Why is Part A Necessary in the Alternating Series Test?

[inkliing]

There's something that's confusing me about what appears to be the standard form of stating the alternating series test in basic calculus. The four sources I looked up were James Stewart's CALCULUS, Howard Anton's CALCULUS, wolfram alpha's mathworld, and wikipedia. All four had essentially the same statement for the alternating series test:

If the sum from i=0 to infinity of [(-1)^n][b_n], with b_n>0 for all n, satisfies a) b_(n+1)<=b_n for all n ({b_n} is a decreasing sequence), and b) the limit as n goes to infinity of b_n = 0, then the series is convergent.

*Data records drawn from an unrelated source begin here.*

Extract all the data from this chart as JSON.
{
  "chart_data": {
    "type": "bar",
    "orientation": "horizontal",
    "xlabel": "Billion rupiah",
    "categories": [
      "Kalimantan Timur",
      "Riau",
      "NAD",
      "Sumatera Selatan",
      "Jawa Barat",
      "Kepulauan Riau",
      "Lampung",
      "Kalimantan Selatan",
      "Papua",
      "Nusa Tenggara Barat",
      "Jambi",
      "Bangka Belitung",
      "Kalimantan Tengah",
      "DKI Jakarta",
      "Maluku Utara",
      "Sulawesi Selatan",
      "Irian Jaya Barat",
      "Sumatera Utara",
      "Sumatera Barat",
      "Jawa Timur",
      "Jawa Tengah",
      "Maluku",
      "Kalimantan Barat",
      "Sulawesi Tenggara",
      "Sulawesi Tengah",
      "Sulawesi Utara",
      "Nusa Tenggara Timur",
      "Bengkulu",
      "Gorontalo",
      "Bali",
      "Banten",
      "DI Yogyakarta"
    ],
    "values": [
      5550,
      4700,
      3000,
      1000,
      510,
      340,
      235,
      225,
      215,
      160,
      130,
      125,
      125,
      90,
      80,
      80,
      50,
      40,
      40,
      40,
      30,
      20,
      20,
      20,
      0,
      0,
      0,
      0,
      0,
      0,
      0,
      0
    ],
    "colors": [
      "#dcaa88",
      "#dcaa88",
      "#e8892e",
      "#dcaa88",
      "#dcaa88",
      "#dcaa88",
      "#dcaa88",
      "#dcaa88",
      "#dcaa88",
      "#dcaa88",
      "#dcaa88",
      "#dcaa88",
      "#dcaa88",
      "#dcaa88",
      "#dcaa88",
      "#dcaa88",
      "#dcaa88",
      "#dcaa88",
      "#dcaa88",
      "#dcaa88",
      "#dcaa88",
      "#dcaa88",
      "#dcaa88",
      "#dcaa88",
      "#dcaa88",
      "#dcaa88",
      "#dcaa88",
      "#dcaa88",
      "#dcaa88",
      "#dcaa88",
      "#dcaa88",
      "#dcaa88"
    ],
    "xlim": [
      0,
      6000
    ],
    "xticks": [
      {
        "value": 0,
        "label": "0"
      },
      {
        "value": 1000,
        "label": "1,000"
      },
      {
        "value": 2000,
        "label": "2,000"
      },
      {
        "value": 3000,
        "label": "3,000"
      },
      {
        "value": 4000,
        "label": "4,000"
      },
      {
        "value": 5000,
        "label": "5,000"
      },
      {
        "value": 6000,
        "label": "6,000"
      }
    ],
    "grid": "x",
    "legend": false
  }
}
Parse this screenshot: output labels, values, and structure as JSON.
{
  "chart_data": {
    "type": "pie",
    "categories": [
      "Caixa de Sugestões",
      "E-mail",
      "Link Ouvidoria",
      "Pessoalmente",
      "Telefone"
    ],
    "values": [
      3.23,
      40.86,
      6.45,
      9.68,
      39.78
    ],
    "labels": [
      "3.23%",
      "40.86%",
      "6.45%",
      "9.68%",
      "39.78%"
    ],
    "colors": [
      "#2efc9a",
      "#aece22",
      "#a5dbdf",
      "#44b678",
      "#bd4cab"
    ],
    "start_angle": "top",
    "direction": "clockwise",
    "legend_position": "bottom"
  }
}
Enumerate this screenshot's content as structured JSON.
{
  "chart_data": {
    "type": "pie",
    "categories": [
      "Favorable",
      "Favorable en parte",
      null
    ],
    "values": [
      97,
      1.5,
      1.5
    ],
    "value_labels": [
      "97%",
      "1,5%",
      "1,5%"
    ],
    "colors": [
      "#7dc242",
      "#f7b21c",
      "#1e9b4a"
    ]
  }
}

What I'm confused about is this: since all four sources made it clear that all of the b_n were strictly greater than zero and that b_n->0 as n goes to infinity, what is the point of also adding part a)? Why add that {b_n} must be monotonically decreasing (in the less-than-or-equal-to sense)? It seems to me that b_n>0 for all n and b_n->0 as n goes to infinity implies that {b_n} must be monotonically decreasing (in the less-than-or-equal-to sense).

So it seems to me that all four sources should have left out the part about b_(n+1)<=b_n for all n. Am I missing something simple here? It seems to me that the needed counterexample is that of a sequence of real numbers, all greater than zero, which go to zero, but which are not eventually decreasing, which I'm pretty sure is impossible.

I would appreciate it if some1 could clearly show that b), coupled with b_n>0 for all n, doesn't imply a) so I can be confident that it is necessary to state a) in the statement of the test.

Thanks in advance.

 

[henry_m]

The assumption is necessary; a positive sequence need not be strictly decreasing to tend to zero. For example, the odd terms could be something like $$b_{2n-1}=1/n$$ and the even terms something like $$b_{2n}=1/n^2$$.

Think about the proof of the theorem. There are two ideas, one for each assumption:

The first idea, which requires your assumption (a), is that each term alternates in sign and is smaller than the previous term, and so the even partial sums form a decreasing sequence and the odd partial sums an increasing sequence, bounded below and above respectively. Each of these sequences of partial sums must tend to a limit. The sequence above fails here; in fact the sequence of odd partial sums will increase without bound.

The second idea is that if the limits of odd and even partial sums are equal, then the series converges to this common limit. This requires (b).

 

[inkliing]

That was very clear. I understand it now. Thank you.

 

[HallsofIvy]

It is NOT, strictly speaking, necessary that $b_{n+1}< b_n$ for all n, only that $b_n+1< b_n$ for "sufficiently large n". That is because you can always change the values of any finite number of terms of a series without changing whether it converges or not.